W10Prox64 Fast 16299rs3; Ofc Insider 1710/8613.1000; Edge,IE11,Chrome.

Hi Kosh,

Regarding whether or not it's safer to uninstall > install new version as opposed to simply installing a newer version over the old, this is an age old discussion that usually comes to the conclusion that it should be just fine to simply install over the old. I find that an in-place upgrade regarding a driver install is generally fine for all drivers except video card drivers, which is when tons of problems can spawn. This is why nowadays for example AMD bundles a built-in uninstaller tool in their new driver install suites.

Continuing off of what you said, I would always attempt updating the driver first, yes. This is why I have the following in the article:

-- Do note you should only be using this method if updating the driver from your manufacturer's website does not help!

The Intel Rapid Storage Technology driver specifically offers no virtual system benefits, therefore it's one that is actually entirely unnecessary, and uninstalling it so long as you properly replace it (or never installing it in the first place) will cause no issues. The only time IRST is ever beneficial is when you're going to run RAID volumes, as that is when it is in fact necessary, and also when you'll see benefits.

Hope I answered any of your questions/concerns!

Regards,

Patrick

Debugger/Reverse Engineer.

I still can't get rid of IAStorF. With this still somehow in use, I can't uninstall Intel RST entirelity as wel. How do I find and remove/disbale this mysterious IAStorF?

This worked perfectly. Thank you very much sir.

I got a M500 Crucial ssd from amazon and when i click to format it would bluescreen my computer. If like me this happened and you have Intel(R) Rapid Storage Technology then i would suggest this guide 100%. I myself used the second guide but after i removed the drivers and restarted my pc i jumped into Add or Remove Programs then i removed Intel(R) Rapid Storage Technology. Also i skipped step 12-15 and did 16-19. I only restarted my computer once and i again tried formatting my SSD and it worked with no errors or blue screen.

For some noobies.

On step 18

Intel(R) Rapid Storage Technology means iaStor.sysiaStorA.sysiaStorF.sysiaStorS.sysiastorv.sys.

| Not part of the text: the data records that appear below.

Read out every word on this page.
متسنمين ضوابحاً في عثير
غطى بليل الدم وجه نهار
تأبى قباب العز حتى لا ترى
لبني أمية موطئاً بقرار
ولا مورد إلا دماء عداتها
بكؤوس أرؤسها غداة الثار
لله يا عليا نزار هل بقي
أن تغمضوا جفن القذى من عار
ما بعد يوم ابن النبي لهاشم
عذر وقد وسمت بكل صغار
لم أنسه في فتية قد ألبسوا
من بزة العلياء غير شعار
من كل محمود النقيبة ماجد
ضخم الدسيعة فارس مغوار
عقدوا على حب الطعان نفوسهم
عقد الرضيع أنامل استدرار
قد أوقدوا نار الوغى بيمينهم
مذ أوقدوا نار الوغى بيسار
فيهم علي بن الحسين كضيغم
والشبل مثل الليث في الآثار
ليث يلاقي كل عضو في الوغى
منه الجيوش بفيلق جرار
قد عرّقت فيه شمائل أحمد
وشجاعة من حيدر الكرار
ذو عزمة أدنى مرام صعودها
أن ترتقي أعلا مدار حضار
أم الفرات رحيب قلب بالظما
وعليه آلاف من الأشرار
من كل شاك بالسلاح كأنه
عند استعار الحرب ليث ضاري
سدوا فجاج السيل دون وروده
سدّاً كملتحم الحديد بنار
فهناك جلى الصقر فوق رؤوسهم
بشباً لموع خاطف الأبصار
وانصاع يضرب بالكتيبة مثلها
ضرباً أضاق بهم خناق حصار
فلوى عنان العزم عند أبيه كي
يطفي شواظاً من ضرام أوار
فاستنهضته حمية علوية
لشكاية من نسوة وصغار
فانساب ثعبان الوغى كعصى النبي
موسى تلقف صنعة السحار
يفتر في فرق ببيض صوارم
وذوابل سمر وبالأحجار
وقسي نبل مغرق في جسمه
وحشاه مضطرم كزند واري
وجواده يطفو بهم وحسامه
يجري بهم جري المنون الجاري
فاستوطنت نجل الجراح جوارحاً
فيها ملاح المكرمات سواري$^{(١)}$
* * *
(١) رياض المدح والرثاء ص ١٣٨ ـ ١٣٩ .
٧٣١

 Once again thanks alot :)

Glad to hear it worked for you, thanks a lot for posting.
Debugger/Reverse Engineer.

This is very helpful, Patrick.  Thanks very much.

This worked for me, except that DriverView still shows iaStorF.sys but this is not shown in Non-Plug and Play Drivers in Device Manager, so I am unable to disable it there.  DriverView shows iaStorF.sys is located in the C:\Windows\System32\Drivers folder.  is it OK to delete that file?

Regards

Graham

Delete? No, as it'll just create itself again upon reboot most likely. Rename however, yes. Rename it from iaStorF.sys to iaStorF.old, and then restart the computer.
Debugger/Reverse Engineer.

OK.  Thanks very much.

Regards

Graham

Well many many thanks, just could not delete intel driver as it kept coming back on restart.  Wasted hours in searching forums.  Again thank you Sir, and god bless you.